26. A storage medium wherein program relating to the scalar multiplication method according to any one of claims 1 to 20 is stored.

27. A coordinate recovering method for recovering a complete coordinate from a point on an elliptic curve given by an incomplete coordinate in the elliptic curve defined on a finite field with characteristics of 5 or more in an elliptic curve cryptosystem, said method comprising:

a step of calculating a coordinate of the point having said incomplete coordinate from the point having said incomplete coordinate and a point obtained by addition and subtraction of the point having said incomplete coordinate and a point having the complete coordinate.

28. A coordinate recovering method for recovering a complete coordinate from a point on an elliptic curve given by an incomplete coordinate in the elliptic curve defined on a finite field with characteristics of 5 or more in an elliptic curve cryptosystem, said method comprising:

a step of calculating a point obtained by subtraction of the point having said incomplete coordinate and a point having the complete coordinate from the point having said incomplete coordinate and a point obtained by addition of the point having said incomplete coordinate and the point having the complete coordinate; and a step of calculating the coordinate of the point having said incomplete coordinate.

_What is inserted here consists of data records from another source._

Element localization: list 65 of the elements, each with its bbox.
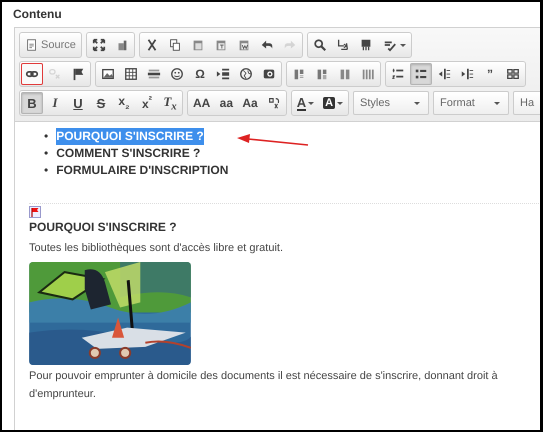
page-break-icon (216, 67, 230, 81)
paste-icon (190, 38, 205, 52)
paragraph-line: d'emprunteur. (29, 387, 97, 402)
toolbar-button[interactable]: B (21, 92, 43, 114)
indent-icon (460, 67, 474, 81)
caret-icon (400, 44, 406, 46)
bullet: • (44, 128, 48, 145)
caret-icon (494, 102, 500, 104)
bullet: • (44, 145, 48, 162)
numbered-list-icon (391, 67, 405, 81)
dropdown[interactable]: Ha (513, 91, 540, 115)
toolbar-button[interactable]: Ω (189, 63, 211, 85)
caret-icon (337, 102, 344, 104)
toolbar-button[interactable]: I (44, 92, 66, 114)
toolbar-button[interactable]: aa (215, 92, 238, 114)
list-item: POURQUOI S'INSCRIRE ? (56, 128, 204, 145)
toolbar-button[interactable]: A (292, 92, 318, 114)
globe-icon (239, 67, 253, 81)
dropdown[interactable]: Format (433, 91, 510, 115)
source-button[interactable]: Source (21, 34, 80, 56)
toolbar-button[interactable]: x$^{²}$ (136, 92, 158, 114)
toolbar-button[interactable]: ” (479, 63, 501, 85)
toolbar-button[interactable]: T$_{x}$ (159, 92, 181, 114)
toolbar-button[interactable]: U (67, 92, 89, 114)
toolbar-button[interactable] (21, 63, 43, 85)
select-all-icon (358, 38, 373, 52)
toolbar-button[interactable]: S (90, 92, 112, 114)
search-icon (312, 38, 327, 52)
bulleted-list-icon (414, 67, 428, 81)
bullet: • (44, 162, 48, 179)
table-icon (124, 67, 138, 81)
grid-icon (506, 67, 520, 81)
document-icon (25, 38, 39, 52)
smiley-icon (170, 67, 184, 81)
unlink-icon (48, 67, 62, 81)
layout-icon (292, 67, 306, 81)
flag-icon (71, 67, 85, 81)
layout-icon (315, 67, 329, 81)
toolbar-button[interactable]: x$_{₂}$ (113, 92, 135, 114)
anchor-flag-icon (29, 206, 41, 218)
section-title: Contenu (12, 6, 63, 23)
columns-icon (361, 67, 375, 81)
toolbar-button[interactable] (410, 63, 432, 85)
paste-word-icon (236, 38, 251, 52)
columns-icon (338, 67, 352, 81)
horizontal-line-icon (147, 67, 161, 81)
transform-icon (266, 96, 281, 110)
image-icon (101, 67, 115, 81)
list-item: COMMENT S'INSCRIRE ? (56, 145, 200, 162)
replace-icon (336, 38, 350, 52)
media-icon (262, 67, 276, 81)
caret-icon (414, 102, 420, 104)
paragraph-line: Pour pouvoir emprunter à domicile des documents il est nécessaire de s'inscrire, donnant droit à (29, 369, 499, 384)
outdent-icon (437, 67, 451, 81)
copy-icon (168, 38, 182, 52)
heading: POURQUOI S'INSCRIRE ? (29, 220, 178, 234)
toolbar-button[interactable]: A (319, 92, 348, 114)
list-item: FORMULAIRE D'INSCRIPTION (56, 162, 228, 179)
toolbar-button[interactable]: AA (189, 92, 214, 114)
dropdown[interactable]: Styles (353, 91, 430, 115)
toolbar-button[interactable]: Aa (238, 92, 262, 114)
paste-text-icon (214, 38, 228, 52)
paragraph: Toutes les bibliothèques sont d'accès libre et gratuit. (29, 242, 284, 254)
maximize-icon (92, 38, 106, 52)
caret-icon (308, 102, 314, 104)
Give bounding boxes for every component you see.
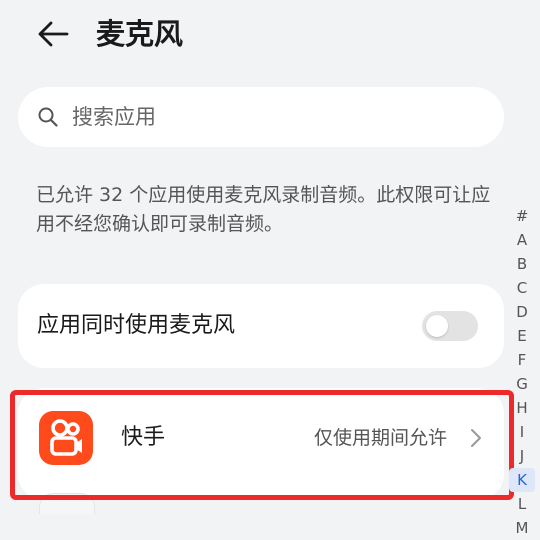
permission-description: 已允许 32 个应用使用麦克风录制音频。此权限可让应用不经您确认即可录制音频。 — [36, 184, 491, 235]
simultaneous-use-label: 应用同时使用麦克风 — [37, 313, 236, 338]
back-button[interactable] — [34, 14, 74, 54]
alphabet-letter-m[interactable]: M — [509, 516, 535, 540]
alphabet-letter-j[interactable]: J — [509, 444, 535, 468]
alphabet-letter-c[interactable]: C — [509, 276, 535, 300]
header: 麦克风 — [0, 0, 540, 70]
alphabet-letter-h[interactable]: H — [509, 396, 535, 420]
page-title: 麦克风 — [96, 17, 184, 51]
alphabet-letter-i[interactable]: I — [509, 420, 535, 444]
alphabet-letter-b[interactable]: B — [509, 252, 535, 276]
simultaneous-use-card: 应用同时使用麦克风 — [18, 284, 504, 368]
toggle-knob — [426, 315, 448, 337]
alphabet-letter-l[interactable]: L — [509, 492, 535, 516]
alphabet-letter-f[interactable]: F — [509, 348, 535, 372]
alphabet-letter-hash[interactable]: # — [509, 204, 535, 228]
alphabet-index[interactable]: # A B C D E F G H I J K L M — [509, 204, 535, 540]
search-input[interactable] — [72, 97, 472, 137]
alphabet-letter-e[interactable]: E — [509, 324, 535, 348]
selection-highlight — [10, 390, 514, 500]
simultaneous-use-toggle[interactable] — [422, 311, 478, 341]
alphabet-letter-k[interactable]: K — [509, 468, 535, 492]
search-icon — [38, 107, 58, 127]
back-arrow-icon — [38, 21, 69, 47]
alphabet-letter-d[interactable]: D — [509, 300, 535, 324]
alphabet-letter-a[interactable]: A — [509, 228, 535, 252]
alphabet-letter-g[interactable]: G — [509, 372, 535, 396]
search-bar[interactable] — [18, 87, 504, 147]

29. A coordinate recovering method for recovering a complete coordinate in a Weierstrass-form elliptic curve from a point on a Montgomery-form elliptic curve given by an incomplete coordinate in the Montgomery-form elliptic curve defined on a finite field with characteristics of 5 or more in an elliptic curve cryptosystem, said method comprising:

a step of calculating a coordinate of the point having the incomplete coordinate in said Montgomery-form elliptic curve from the point having the incomplete coordinate in said Montgomery-form elliptic curve and a point obtained by addition and subtraction of the point having the incomplete coordinate in said Montgomery-form elliptic curve and a point having the complete coordinate; and a step of transforming the point of the Montgomery-form elliptic curve having said complete coordinate calculated to a point of the Weierstrass-form elliptic curve.

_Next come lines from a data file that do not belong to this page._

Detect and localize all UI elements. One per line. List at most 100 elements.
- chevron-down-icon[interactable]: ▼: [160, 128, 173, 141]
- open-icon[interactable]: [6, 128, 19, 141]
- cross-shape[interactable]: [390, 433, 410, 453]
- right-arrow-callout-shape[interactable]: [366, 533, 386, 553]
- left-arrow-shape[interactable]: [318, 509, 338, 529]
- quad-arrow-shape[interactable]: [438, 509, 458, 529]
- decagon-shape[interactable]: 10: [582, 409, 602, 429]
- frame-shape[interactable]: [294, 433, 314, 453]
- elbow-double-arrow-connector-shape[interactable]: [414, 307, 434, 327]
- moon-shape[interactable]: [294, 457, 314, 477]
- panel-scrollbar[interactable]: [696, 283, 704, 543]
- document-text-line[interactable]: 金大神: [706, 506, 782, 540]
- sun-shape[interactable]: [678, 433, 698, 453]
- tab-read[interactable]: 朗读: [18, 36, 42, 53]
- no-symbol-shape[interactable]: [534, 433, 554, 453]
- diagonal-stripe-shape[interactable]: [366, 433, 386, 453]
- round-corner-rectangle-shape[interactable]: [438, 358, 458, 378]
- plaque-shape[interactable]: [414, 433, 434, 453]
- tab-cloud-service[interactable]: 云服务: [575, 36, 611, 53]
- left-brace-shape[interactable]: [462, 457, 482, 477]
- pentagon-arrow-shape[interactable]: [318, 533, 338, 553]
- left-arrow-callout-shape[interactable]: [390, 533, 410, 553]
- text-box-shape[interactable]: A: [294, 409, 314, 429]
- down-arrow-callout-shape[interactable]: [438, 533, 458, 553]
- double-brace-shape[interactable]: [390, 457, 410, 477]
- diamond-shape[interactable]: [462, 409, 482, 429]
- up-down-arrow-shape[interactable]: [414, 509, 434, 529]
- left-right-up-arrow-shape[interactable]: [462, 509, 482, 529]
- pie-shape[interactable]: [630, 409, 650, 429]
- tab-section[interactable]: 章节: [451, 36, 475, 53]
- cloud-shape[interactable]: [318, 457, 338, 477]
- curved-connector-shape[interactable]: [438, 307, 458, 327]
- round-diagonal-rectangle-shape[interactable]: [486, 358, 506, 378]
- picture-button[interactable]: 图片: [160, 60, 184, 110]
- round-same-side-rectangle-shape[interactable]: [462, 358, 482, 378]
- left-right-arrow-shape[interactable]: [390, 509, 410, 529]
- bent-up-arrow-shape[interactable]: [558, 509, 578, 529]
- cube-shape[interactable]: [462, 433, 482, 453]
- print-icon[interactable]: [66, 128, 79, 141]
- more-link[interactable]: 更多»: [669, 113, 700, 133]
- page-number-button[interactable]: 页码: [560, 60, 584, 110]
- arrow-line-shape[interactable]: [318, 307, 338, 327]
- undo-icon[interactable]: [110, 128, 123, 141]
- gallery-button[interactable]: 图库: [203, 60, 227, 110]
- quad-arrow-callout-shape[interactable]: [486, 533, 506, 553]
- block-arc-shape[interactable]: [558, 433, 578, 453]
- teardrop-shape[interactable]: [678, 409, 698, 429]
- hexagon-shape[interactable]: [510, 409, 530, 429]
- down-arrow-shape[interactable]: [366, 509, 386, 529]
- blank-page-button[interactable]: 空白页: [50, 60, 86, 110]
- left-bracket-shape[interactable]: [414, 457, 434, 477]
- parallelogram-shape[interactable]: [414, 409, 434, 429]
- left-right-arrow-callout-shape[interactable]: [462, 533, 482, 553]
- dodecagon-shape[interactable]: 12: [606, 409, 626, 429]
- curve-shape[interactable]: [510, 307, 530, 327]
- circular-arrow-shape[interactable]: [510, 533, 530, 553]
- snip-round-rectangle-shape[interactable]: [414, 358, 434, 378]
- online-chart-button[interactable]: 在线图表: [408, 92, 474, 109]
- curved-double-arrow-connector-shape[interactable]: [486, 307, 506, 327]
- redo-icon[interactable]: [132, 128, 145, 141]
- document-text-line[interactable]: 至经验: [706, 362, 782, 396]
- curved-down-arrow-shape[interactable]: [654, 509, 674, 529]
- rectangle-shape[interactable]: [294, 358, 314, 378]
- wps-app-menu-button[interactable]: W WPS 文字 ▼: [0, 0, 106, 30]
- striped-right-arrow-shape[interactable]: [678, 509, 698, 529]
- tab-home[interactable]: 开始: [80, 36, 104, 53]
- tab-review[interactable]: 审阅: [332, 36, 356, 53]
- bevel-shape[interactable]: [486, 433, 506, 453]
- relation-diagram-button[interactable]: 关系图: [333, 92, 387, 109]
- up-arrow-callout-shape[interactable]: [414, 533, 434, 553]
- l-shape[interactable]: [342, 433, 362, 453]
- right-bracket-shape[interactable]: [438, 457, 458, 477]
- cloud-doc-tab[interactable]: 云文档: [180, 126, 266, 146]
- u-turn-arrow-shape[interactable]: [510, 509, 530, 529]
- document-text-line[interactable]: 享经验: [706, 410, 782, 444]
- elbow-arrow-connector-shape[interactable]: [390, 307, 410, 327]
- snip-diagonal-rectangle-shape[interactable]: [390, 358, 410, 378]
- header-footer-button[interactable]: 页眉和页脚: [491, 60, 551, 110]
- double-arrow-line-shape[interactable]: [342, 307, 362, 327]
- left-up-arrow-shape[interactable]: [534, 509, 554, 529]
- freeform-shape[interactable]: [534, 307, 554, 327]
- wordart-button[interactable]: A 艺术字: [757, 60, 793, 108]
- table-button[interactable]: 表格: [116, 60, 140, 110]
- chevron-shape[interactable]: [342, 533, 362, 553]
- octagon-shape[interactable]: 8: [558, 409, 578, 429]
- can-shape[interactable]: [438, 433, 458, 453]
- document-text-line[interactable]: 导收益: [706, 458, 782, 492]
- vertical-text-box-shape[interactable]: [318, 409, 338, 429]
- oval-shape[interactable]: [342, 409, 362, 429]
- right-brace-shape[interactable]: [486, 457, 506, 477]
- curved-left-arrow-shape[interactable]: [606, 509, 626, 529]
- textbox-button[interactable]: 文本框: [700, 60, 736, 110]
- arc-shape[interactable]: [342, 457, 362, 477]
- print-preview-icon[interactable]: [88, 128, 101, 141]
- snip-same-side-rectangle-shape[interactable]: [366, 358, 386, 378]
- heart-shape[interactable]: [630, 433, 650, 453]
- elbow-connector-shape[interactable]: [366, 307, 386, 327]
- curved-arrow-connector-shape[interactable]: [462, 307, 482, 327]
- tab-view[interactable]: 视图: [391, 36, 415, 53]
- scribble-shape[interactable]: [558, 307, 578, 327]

30. A coordinate recovering method for recovering a complete coordinate in a Weierstrass-form elliptic curve from a point on a Montgomery-form elliptic curve given by an incomplete coordinate in the Montgomery-form elliptic curve defined on a finite field with characteristics of 5 or more in an elliptic curve cryptosystem, said method comprising:

a step of calculating a point obtained by subtraction of a point having the incomplete coordinate in said Montgomery-form elliptic curve and a point having a complete coordinate from the point having the incomplete coordinate in said Montgomery-form elliptic curve and a point by addition of the point having the incomplete coordinate in said Montgomery-form elliptic curve and the point having the complete coordinate; a step of calculating a coordinate of the point having the incomplete coordinate in said Montgomery-form elliptic curve; and a step of transforming the point of the Montgomery-form elliptic curve having said complete coordinate calculated to a point of the Weierstrass-form elliptic curve.